The Extracellular Matrix in the Age-Related Impairment of Angiogenesis
The density of capillary networks declines with aging, the result of a progressive impairment of the complex process of angiogenesis responsible for growing new vessels. This loss of the smallest components of the circulatory system is likely important in the progression of aging, in that it affects blood pressure and deprives energy-hungry tissues such as muscle and brain of the oxygen and nutrients needed for correct function.
Researchers here view this aspect of vascular aging through the lens of the extracellular matrix, a tissue feature that also changes with age in ways known to be detrimental. Are these changes an important contributing cause of impaired angiogenesis? For any manifestation of aging, it is a challenge to determine which of the potential contributing causes are more or less important, given the inability to intervene in a very selective, pinpoint way. It is most likely faster and better to try to fix every potential issue, finding out along the way that some are not in fact all that important, than to first try to understand which processes should be targeted.

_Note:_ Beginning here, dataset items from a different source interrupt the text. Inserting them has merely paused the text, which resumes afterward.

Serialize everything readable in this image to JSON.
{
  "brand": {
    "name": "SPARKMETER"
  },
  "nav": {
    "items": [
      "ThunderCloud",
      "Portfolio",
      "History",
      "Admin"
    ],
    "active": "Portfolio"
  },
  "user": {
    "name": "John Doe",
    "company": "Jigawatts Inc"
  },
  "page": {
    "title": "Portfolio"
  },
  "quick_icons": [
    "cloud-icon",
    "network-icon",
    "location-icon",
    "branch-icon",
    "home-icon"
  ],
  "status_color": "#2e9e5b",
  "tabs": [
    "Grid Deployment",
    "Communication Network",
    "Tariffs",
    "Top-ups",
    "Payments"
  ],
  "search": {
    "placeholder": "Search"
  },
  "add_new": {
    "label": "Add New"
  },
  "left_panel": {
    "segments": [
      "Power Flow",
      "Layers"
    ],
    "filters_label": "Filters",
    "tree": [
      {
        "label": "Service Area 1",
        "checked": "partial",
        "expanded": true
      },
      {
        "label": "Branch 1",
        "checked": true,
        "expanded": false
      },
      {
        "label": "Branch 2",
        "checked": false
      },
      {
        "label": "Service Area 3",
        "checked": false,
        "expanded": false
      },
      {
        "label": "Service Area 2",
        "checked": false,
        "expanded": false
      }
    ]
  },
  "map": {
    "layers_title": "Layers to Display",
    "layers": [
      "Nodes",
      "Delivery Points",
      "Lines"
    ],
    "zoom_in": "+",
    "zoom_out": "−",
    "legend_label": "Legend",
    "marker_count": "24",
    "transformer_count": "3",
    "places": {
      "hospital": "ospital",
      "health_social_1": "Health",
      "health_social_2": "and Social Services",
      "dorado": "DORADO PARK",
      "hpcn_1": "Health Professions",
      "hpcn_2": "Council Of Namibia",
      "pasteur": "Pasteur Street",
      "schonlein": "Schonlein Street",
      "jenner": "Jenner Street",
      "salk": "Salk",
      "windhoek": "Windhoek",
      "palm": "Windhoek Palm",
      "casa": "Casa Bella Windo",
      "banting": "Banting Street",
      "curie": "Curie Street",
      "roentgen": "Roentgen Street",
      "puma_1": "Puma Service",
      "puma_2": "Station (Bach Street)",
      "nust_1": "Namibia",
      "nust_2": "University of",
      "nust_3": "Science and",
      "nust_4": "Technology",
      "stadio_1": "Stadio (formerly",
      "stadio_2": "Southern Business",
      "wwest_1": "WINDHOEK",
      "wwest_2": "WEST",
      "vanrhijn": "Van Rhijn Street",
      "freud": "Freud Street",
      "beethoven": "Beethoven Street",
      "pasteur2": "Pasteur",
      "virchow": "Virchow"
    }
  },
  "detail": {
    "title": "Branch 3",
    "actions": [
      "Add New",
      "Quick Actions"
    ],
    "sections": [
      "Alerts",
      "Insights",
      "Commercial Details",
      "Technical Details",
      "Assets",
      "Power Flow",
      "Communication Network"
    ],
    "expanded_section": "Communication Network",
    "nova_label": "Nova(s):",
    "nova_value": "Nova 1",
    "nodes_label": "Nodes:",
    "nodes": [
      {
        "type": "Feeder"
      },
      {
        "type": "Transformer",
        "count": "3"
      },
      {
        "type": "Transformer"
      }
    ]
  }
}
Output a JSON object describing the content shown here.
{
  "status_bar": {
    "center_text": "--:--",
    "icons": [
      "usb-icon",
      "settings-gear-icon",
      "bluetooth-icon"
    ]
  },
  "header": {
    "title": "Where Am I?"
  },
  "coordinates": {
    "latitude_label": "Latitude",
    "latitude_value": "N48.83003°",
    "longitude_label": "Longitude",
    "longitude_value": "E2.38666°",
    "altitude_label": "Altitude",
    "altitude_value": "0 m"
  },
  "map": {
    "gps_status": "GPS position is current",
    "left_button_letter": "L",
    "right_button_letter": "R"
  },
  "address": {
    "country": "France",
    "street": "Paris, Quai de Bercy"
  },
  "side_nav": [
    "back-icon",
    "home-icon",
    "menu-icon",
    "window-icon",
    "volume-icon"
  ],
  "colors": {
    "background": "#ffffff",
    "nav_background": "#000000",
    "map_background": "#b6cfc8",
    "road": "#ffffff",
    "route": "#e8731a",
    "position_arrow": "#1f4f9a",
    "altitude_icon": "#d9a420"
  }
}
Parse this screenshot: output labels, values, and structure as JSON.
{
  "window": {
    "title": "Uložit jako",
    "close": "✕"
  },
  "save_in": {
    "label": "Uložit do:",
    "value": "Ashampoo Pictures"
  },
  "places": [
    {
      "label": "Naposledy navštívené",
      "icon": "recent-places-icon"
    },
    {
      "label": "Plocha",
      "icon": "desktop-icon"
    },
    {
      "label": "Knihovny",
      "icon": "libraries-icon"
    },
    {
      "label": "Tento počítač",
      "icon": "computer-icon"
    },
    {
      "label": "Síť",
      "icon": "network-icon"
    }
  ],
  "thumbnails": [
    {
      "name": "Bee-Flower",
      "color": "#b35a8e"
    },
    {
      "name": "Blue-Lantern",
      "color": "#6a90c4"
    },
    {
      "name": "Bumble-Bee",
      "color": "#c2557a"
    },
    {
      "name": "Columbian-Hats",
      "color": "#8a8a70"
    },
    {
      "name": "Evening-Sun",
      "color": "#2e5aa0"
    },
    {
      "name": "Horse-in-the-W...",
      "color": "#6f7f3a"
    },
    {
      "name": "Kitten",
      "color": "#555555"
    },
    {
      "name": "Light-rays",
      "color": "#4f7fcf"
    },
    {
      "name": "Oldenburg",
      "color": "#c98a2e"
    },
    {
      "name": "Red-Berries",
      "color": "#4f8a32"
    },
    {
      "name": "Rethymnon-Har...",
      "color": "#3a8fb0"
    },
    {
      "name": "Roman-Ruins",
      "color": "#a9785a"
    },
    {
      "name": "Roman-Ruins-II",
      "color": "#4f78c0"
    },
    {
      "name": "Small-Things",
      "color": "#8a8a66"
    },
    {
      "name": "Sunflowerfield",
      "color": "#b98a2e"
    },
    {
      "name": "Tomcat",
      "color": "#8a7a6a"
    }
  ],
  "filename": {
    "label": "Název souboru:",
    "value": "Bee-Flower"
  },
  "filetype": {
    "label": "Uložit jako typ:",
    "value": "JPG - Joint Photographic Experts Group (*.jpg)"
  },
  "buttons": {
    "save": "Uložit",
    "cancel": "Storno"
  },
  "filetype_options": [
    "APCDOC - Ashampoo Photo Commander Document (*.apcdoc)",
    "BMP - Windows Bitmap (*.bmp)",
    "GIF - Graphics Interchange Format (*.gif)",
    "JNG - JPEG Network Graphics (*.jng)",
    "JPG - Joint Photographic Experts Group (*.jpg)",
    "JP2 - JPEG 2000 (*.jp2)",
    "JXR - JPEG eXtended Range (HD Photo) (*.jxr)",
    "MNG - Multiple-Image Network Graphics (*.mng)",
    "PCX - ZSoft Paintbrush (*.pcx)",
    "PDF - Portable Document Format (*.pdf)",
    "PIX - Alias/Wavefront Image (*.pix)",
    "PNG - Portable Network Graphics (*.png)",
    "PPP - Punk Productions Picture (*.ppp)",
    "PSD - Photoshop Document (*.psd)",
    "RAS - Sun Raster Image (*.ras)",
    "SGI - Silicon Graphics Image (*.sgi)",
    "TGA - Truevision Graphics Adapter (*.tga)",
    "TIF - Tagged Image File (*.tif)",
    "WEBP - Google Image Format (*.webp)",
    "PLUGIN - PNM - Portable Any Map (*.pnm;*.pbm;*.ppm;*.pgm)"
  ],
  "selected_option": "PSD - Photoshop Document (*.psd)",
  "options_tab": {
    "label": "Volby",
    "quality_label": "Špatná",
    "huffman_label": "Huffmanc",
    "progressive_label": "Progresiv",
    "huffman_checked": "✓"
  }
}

Angiogenesis is the process by which new capillaries form by sprouting from pre-existing ones. Each step in angiogenesis is regulated by the extracellular matrix (ECM). This process involves the migration, proliferation, and differentiation of endothelial cells (ECs) and pericytes and results in elongation of the initial tip, followed by anastomosis with other blood vessels to form perfused vascular branches. Accumulating evidence indicates that angiogenesis is impaired in older adults, contributing to cardiovascular and cerebrovascular disease and delayed wound healing, reducing the quality of life and causing a significant burden for healthcare systems.
Evidence indicates that ageing-related changes in the ECM driven by cellular senescence lead to a reduction in neovascularisation, reduced microvascular density, and an increased risk of tissue ischaemic injury. Elucidating interactions between the ECM and cells during angiogenesis in the context of ageing is necessary to clarify the mechanisms underlying reduced angiogenesis in older adults. In this review, we summarize ageing-related changes in the composition, structure, and function of the ECM and their relevance for angiogenesis. Then, we explore in detail the mechanisms of interaction between the aged ECM and cells during impaired angiogenesis in the older population for the first time, discussing diseases caused by restricted angiogenesis.
We also outline several novel pro-angiogenic therapeutic strategies targeting the ECM that can provide new insights into the choice of appropriate treatments for a variety of age-related diseases. Based on the knowledge gathered from recent reports and journal articles, we provide a better understanding of the mechanisms underlying impaired angiogenesis with age and contribute to the development of effective treatments that will enhance quality of life.